Une décision historique de la Cour suprême suivie d'une riposte immédiate
Dans un rebondissement majeur de la politique commerciale américaine, la Cour suprême des États-Unis a jugé vendredi 20 février 2026 qu'une grande partie des droits de douane imposés par Donald Trump étaient illégaux. Cette décision historique, qualifiée de « terrible » par le président américain, n'a pourtant pas empêché ce dernier d'annoncer quelques heures plus tard l'imposition d'une nouvelle taxe douanière mondiale de 10%.
La colère de Trump face à la censure judiciaire
« Profondément déçu » et parlant de sa « honte absolue », Donald Trump a vivement critiqué les six juges de la Cour suprême qui ont formé une majorité inhabituelle contre sa politique tarifaire. Le président américain les a accusés d'avoir cédé face à des « influences étrangères » et d'être « antipatriotiques ».
Lors d'une conférence de presse à la Maison Blanche, Trump a néanmoins affirmé que cette décision défavorable le rendait en fait « plus puissant » en matière de régulation commerciale. « Nous allons passer les cinq prochaines années devant les tribunaux » concernant le remboursement des droits de douane déjà perçus, a-t-il déclaré.
Une nouvelle taxe mondiale effective dès le 24 février
Malgré le camouflet judiciaire, Donald Trump a signé un décret imposant une taxe douanière mondiale de 10% qui entrera en vigueur le 24 février 2026 pour une durée de cent cinquante jours. Cette mesure, qui « s'ajoutera à nos droits de douane normaux déjà en vigueur » selon le président, concerne tous les pays, y compris ceux ayant signé des accords commerciaux avec Washington.
Certaines exemptions sont prévues, notamment pour l'industrie pharmaceutique et les biens entrant aux États-Unis dans le cadre de l'accord États-Unis-Mexique-Canada. Le secrétaire au Trésor américain, Scott Bessent, a assuré que ce plan tarifaire alternatif entraînerait des « recettes douanières pratiquement inchangées en 2026 ».
Réactions internationales et division politique
La décision de la Cour suprême et l'annonce de la nouvelle taxe ont provoqué des réactions contrastées à travers le monde. Emmanuel Macron, s'exprimant depuis le Salon de l'agriculture à Paris, a salué le rôle des contre-pouvoirs dans les démocraties : « C'est bien d'avoir des Cours suprêmes et un État de droit. Elle a regardé la Constitution, elle dit ce n'est pas conforme à la Constitution. »
Le président français a toutefois appelé à la prudence : « On va regarder exactement les conséquences, ce qui peut être fait et on va s'adapter. » Berlin a pour sa part indiqué rester « en contact étroit » avec Washington, tandis que le Mexique a prôné la patience avant d'évaluer les impacts potentiels sur ses exportations.
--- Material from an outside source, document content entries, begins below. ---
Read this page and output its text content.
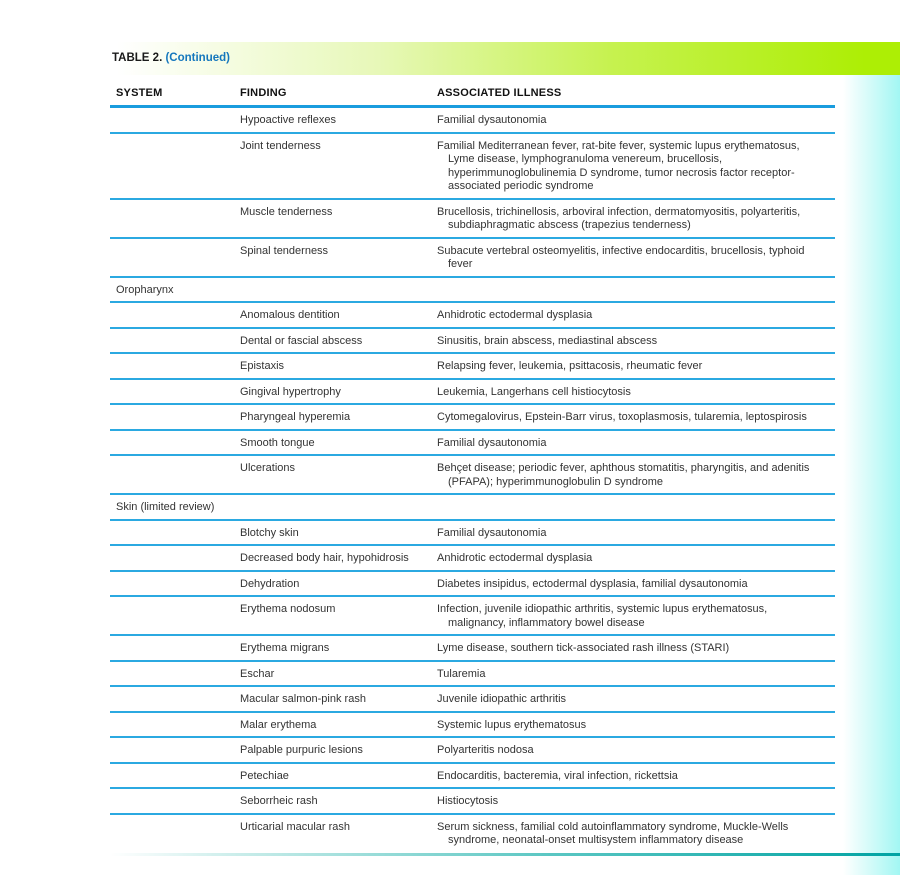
TABLE 2. (Continued)
SYSTEM	FINDING	ASSOCIATED ILLNESS

	Hypoactive reflexes	Familial dysautonomia

	Joint tenderness	Familial Mediterranean fever, rat-bite fever, systemic lupus erythematosus, Lyme disease, lymphogranuloma venereum, brucellosis, hyperimmunoglobulinemia D syndrome, tumor necrosis factor receptor-associated periodic syndrome

	Muscle tenderness	Brucellosis, trichinellosis, arboviral infection, dermatomyositis, polyarteritis, subdiaphragmatic abscess (trapezius tenderness)

	Spinal tenderness	Subacute vertebral osteomyelitis, infective endocarditis, brucellosis, typhoid fever

Oropharynx		

	Anomalous dentition	Anhidrotic ectodermal dysplasia

	Dental or fascial abscess	Sinusitis, brain abscess, mediastinal abscess

	Epistaxis	Relapsing fever, leukemia, psittacosis, rheumatic fever

	Gingival hypertrophy	Leukemia, Langerhans cell histiocytosis

	Pharyngeal hyperemia	Cytomegalovirus, Epstein-Barr virus, toxoplasmosis, tularemia, leptospirosis

	Smooth tongue	Familial dysautonomia

	Ulcerations	Behçet disease; periodic fever, aphthous stomatitis, pharyngitis, and adenitis (PFAPA); hyperimmunoglobulin D syndrome

Skin (limited review)		

	Blotchy skin	Familial dysautonomia

	Decreased body hair, hypohidrosis	Anhidrotic ectodermal dysplasia

	Dehydration	Diabetes insipidus, ectodermal dysplasia, familial dysautonomia

	Erythema nodosum	Infection, juvenile idiopathic arthritis, systemic lupus erythematosus, malignancy, inflammatory bowel disease

	Erythema migrans	Lyme disease, southern tick-associated rash illness (STARI)

	Eschar	Tularemia

	Macular salmon-pink rash	Juvenile idiopathic arthritis

	Malar erythema	Systemic lupus erythematosus

	Palpable purpuric lesions	Polyarteritis nodosa

	Petechiae	Endocarditis, bacteremia, viral infection, rickettsia

	Seborrheic rash	Histiocytosis

	Urticarial macular rash	Serum sickness, familial cold autoinflammatory syndrome, Muckle-Wells syndrome, neonatal-onset multisystem inflammatory disease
Au sein même du Parti républicain, des divisions sont apparues. Si certains élus comme le vice-président J.D. Vance ont dénoncé une décision « illégale » de la Cour suprême, d'autres comme le sénateur Rand Paul ont rappelé que « le pouvoir d'imposer des droits de douane relève très clairement du pouvoir de lever l'impôt ».
Conséquences économiques et perspectives commerciales
Les données publiées par le département du commerce américain laissent entrevoir les premiers effets négatifs des droits de douane sur la croissance des États-Unis. Le ministre français de l'économie, Roland Lescure, a relevé que le déficit commercial américain était resté très important en 2025, montrant que les droits de douane ne sont « peut-être pas la recette magique qu'on espérait ».
Donald Trump a précisé que « la plupart » des accords négociés sur les droits de douane depuis le printemps 2025 restaient valables, mais que certains seraient remplacés par les nouvelles mesures. Cette question concerne notamment l'Union européenne, que le président américain a taclée en la qualifiant de « devenue trop molle ».
Sur les marchés financiers, Wall Street a salué le revers de Trump avec des hausses modérées, le Dow Jones progressant de 0,47% et le Nasdaq de 0,90%. Cette réaction prudente reflète l'incertitude persistante qui plane désormais sur les relations commerciales internationales, plongées à nouveau dans le doute après cette journée historique de décisions contradictoires.